Building my Hackintosh

I originally posted this on my other blog in February, 2008, but figured it was interesting enough to repost here. The original entry follows:


After some careful consideration (and the fact that I’m getting very tired of my desktop), I have decided to enter morally ambiguous territory and build a Hackintosh. What’s a Hackintosh?

Running a patched version of OS X on a generic off-the-shelf PC.

I started out reading Adam Pash’s Lifehacker guide on how to build a Hackintosh for around $800 (referenced below). It seemed easy enough. When his second guide appeared which relies on Kalyway’s 10.5.1 installation, I was convinced that this was the way to go for me.

I can hear you now: “But if you love Apple so much, you should just buy a Mac desktop!”

True, but I don’t want or need the small form factor that a Mac Mini provides, given what it sacrifices (processor, hard drive, video card, basically everything). And I can definitely do without the octo-core Mac Pros that start at $2799. Even if you knock out one of those quad-core processors, it only drops $500. So the middle option is the iMac, which is a great computer (I bought one for my sister), but I don’t need the all-in-one approach.

I’m basically filling in a missing product line: the headless intermediate Mac desktop.
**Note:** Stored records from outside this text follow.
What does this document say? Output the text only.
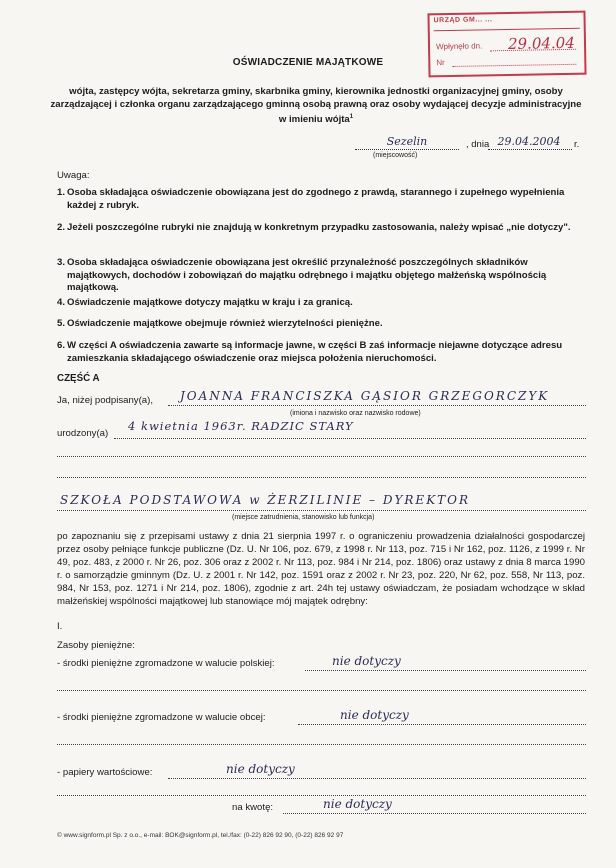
URZĄD GM... ...
Wpłynęło dn. 29.04.04
Nr
OŚWIADCZENIE MAJĄTKOWE
wójta, zastępcy wójta, sekretarza gminy, skarbnika gminy, kierownika jednostki organizacyjnej gminy, osoby zarządzającej i członka organu zarządzającego gminną osobą prawną oraz osoby wydającej decyzje administracyjne w imieniu wójta$^1$
Sezelin
(miejscowość)
, dnia 29.04.2004	r.
Uwaga:
1. Osoba składająca oświadczenie obowiązana jest do zgodnego z prawdą, starannego i zupełnego wypełnienia każdej z rubryk.
2. Jeżeli poszczególne rubryki nie znajdują w konkretnym przypadku zastosowania, należy wpisać „nie dotyczy".
3. Osoba składająca oświadczenie obowiązana jest określić przynależność poszczególnych składników majątkowych, dochodów i zobowiązań do majątku odrębnego i majątku objętego małżeńską wspólnością majątkową.
4. Oświadczenie majątkowe dotyczy majątku w kraju i za granicą.
5. Oświadczenie majątkowe obejmuje również wierzytelności pieniężne.
6. W części A oświadczenia zawarte są informacje jawne, w części B zaś informacje niejawne dotyczące adresu zamieszkania składającego oświadczenie oraz miejsca położenia nieruchomości.
CZĘŚĆ A
Ja, niżej podpisany(a), JOANNA FRANCISZKA GĄSIOR GRZEGORCZYK
(imiona i nazwisko oraz nazwisko rodowe)
urodzony(a)
4 kwietnia 1963r. RADZIC STARY
SZKOŁA PODSTAWOWA w ŻERZILINIE – DYREKTOR
(miejsce zatrudnienia, stanowisko lub funkcja)
po zapoznaniu się z przepisami ustawy z dnia 21 sierpnia 1997 r. o ograniczeniu prowadzenia działalności gospodarczej przez osoby pełniące funkcje publiczne (Dz. U. Nr 106, poz. 679, z 1998 r. Nr 113, poz. 715 i Nr 162, poz. 1126, z 1999 r. Nr 49, poz. 483, z 2000 r. Nr 26, poz. 306 oraz z 2002 r. Nr 113, poz. 984 i Nr 214, poz. 1806) oraz ustawy z dnia 8 marca 1990 r. o samorządzie gminnym (Dz. U. z 2001 r. Nr 142, poz. 1591 oraz z 2002 r. Nr 23, poz. 220, Nr 62, poz. 558, Nr 113, poz. 984, Nr 153, poz. 1271 i Nr 214, poz. 1806), zgodnie z art. 24h tej ustawy oświadczam, że posiadam wchodzące w skład małżeńskiej wspólności majątkowej lub stanowiące mój majątek odrębny:
I.
Zasoby pieniężne:
- środki pieniężne zgromadzone w walucie polskiej:	nie dotyczy
- środki pieniężne zgromadzone w walucie obcej:	nie dotyczy
- papiery wartościowe:	nie dotyczy
na kwotę:	nie dotyczy
© www.signform.pl Sp. z o.o., e-mail: BOK@signform.pl, tel./fax: (0-22) 826 92 90, (0-22) 826 92 97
Not overkill like the Mac Pro, but not the underpowered (for my purposes) Mac Mini, either. i want a Mac Pro, Jr.

I recently sold one of my MacBooks and picked up a MacBook Air, which is a great secondary computer. But I’m missing the extra power that a more full-fledged Mac would provide.

OK, here is where it gets a little dicey. Given the current state of OSx86, your Hackintosh experience relies mostly on two things: motherboard and video card. Based on the research, it seems you’re in the clear with most nVidia cards 7300GT and higher. For motherboards, a lot of people use the Intel BadAxe 2 or the Asus P5W. Given the advice that I read on the Anandtech forums from Kaido, I settled on a DFI motherboard.

Here are the parts that I purchased:
Processor: Intel Core 2 Quad 2.4GHz (Q6600, G0 SLACR)
Memory: 4GB (2 x 2GB) Corsair XMS2 DDR2 800 SDRAM
Hard Drive: 150GB Western Digital Raptor X 10,000rpm
Video Card: nVidia 8800GT 512MB
DVD: 20x DVD Burner
(Motherboard: DFI LanParty DK T2RS, Case: Antec Sonata III)

Price: < $1,100.00

Add-in Mac OS X 10.5 for ~$35 (I already paid $171.99 for a family pack with five users to use with my other Macs) and iLife '08 $16 ($79.99 for a family pack). If you add those costs to the Mac Pro Jr. (which you should!), you're still talking about <$1150.00 for a powerful Mac with the great software that is normally included with a Macintosh.

Hopefully, in the near future, I want to overclock the quad to 3 GHz+. But I'll be happy if everything just works tomorrow.

As of right now, all of my parts have arrived except for the motherboard, which should be arriving tomorrow. I'll try to document the installation process step-by-step for anyone interested.

Resources:
InsanelyMac Forums
Build a Hackintosh Mac for under $800 (Lifehacker)
How To: Install OS X on your Hackintosh PC, no hacking required (Lifehacker)
My experience with Hackintosh (Anandtech Forums)

2 Comments »

  1. Buck said,

    October 6, 2008 @ 10:55 pm

    Just wanted to know how this setup went? I am interested in making my own and found you blog and was curious about your set and how well it functions. Thanks!

  2. michael said,

    October 7, 2008 @ 6:55 am

    @Buck: Thanks for your comment. This setup is working beautifully. I actually have reinstalled Mac OS X since my last post using the retail DVD instead of the Kalyway install disc. I use the BOOT-132 method, which you can find on the InsanelyMac forums. If you end up using the BOOT-132 method, let me know and I can send you the kexts that work with my setup (if you have similar parts). Otherwise, the generic iso posted should work for you. I have some issues shutting down (I have to manually press the power button after clicking Apple menu > Shutdown, but it hasn’t bothered me to the point where I’ve researched how to fix it. Sleep, Restart, Quartz Extreme/Core Image, Audio, Networking, Time Machine, you name it, all work. I’m currently running 10.5.5.